On the opinion side, the SCMP has withdrawn five stories purportedly written by Lin Nguyen, a fictitious personality who was part of a network of fake journalists exposed by the Daily Beast that published opinion pieces in various publications around the globe. The retractions came days after Alex Lo, a columnist based in Canada, unequivocally declared that the “US has been exposed for funding last year’s Hong Kong protests,” in a piece that was based on a Time magazine report and offered scant evidence to back up the claim, a popular narrative pushed by Beijing and Lam’s administration. Chow said the paper had committed a “slip of judgment,” when it came to the Nguyen stories, and emphasized that Lo’s piece ran in the opinion section, adding that the paper could not verify if  “Time magazine’s story is true or not.” Kua said in his statement that the SCMP reviewed and strengthened its verification process for submissions in response to the Daily Beast revelations.

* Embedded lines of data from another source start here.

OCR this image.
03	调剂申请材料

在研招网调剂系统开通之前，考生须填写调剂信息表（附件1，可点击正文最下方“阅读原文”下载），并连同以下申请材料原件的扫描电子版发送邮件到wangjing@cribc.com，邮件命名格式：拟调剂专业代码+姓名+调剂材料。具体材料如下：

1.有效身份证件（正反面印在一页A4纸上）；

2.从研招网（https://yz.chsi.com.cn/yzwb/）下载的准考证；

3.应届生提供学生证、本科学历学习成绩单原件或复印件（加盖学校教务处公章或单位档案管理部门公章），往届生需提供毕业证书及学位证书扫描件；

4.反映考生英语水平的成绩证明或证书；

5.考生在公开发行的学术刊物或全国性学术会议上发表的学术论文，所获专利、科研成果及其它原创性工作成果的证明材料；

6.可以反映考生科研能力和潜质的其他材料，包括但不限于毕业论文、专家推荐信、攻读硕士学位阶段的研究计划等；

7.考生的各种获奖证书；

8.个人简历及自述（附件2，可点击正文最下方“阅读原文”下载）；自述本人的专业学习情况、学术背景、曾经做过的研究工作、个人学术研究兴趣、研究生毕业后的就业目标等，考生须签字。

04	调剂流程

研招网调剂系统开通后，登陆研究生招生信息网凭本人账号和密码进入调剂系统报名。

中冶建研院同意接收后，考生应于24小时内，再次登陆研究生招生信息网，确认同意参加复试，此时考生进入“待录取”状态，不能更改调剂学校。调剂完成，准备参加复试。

Still, concerns abound. As restrictions grow on international media in Hong Kong and across China, and smaller news organizations in the city are put under greater scrutiny—the founder of Hong Kong Free Press, an English-language outlet, argued in The Guardian that the confusion set out by the national-security law was “a feature, not a bug,” and was designed to push journalists to “self-censor”—the SCMP’s importance when it come to coverage of the country will only grow. How it manages the balance between these new, blurry, red lines and Hong Kong’s history of a free and open press will matter far beyond the territory’s borders.

Liu, Chow, other senior editors, and some journalists have bristled at criticism of the newspaper, lamenting that its ownership makes it an unfair target. Following a 2018 story in the Times that was critical of the SCMP, Liu sent an email to staff, reviewed by The Atlantic, in which he said the article “disappoints me, it does not surprise me,” and that it “misrepresents our mission and mischaracterizes our transformation.” (No corrections or clarifications have been made to the Times story.) At the end of his interview with The Atlantic, Chow offered a vague warning about writing critically about the newspaper. “The last thing I want to say is I hope your story can be factual. If it is not, if it is anyway defamatory to SCMP and our colleagues, we will defend ourselves,” he said. Asked how he would do this, Chow responded, “I don’t need to tell you, Tim. But I can tell you we will defend ourselves.”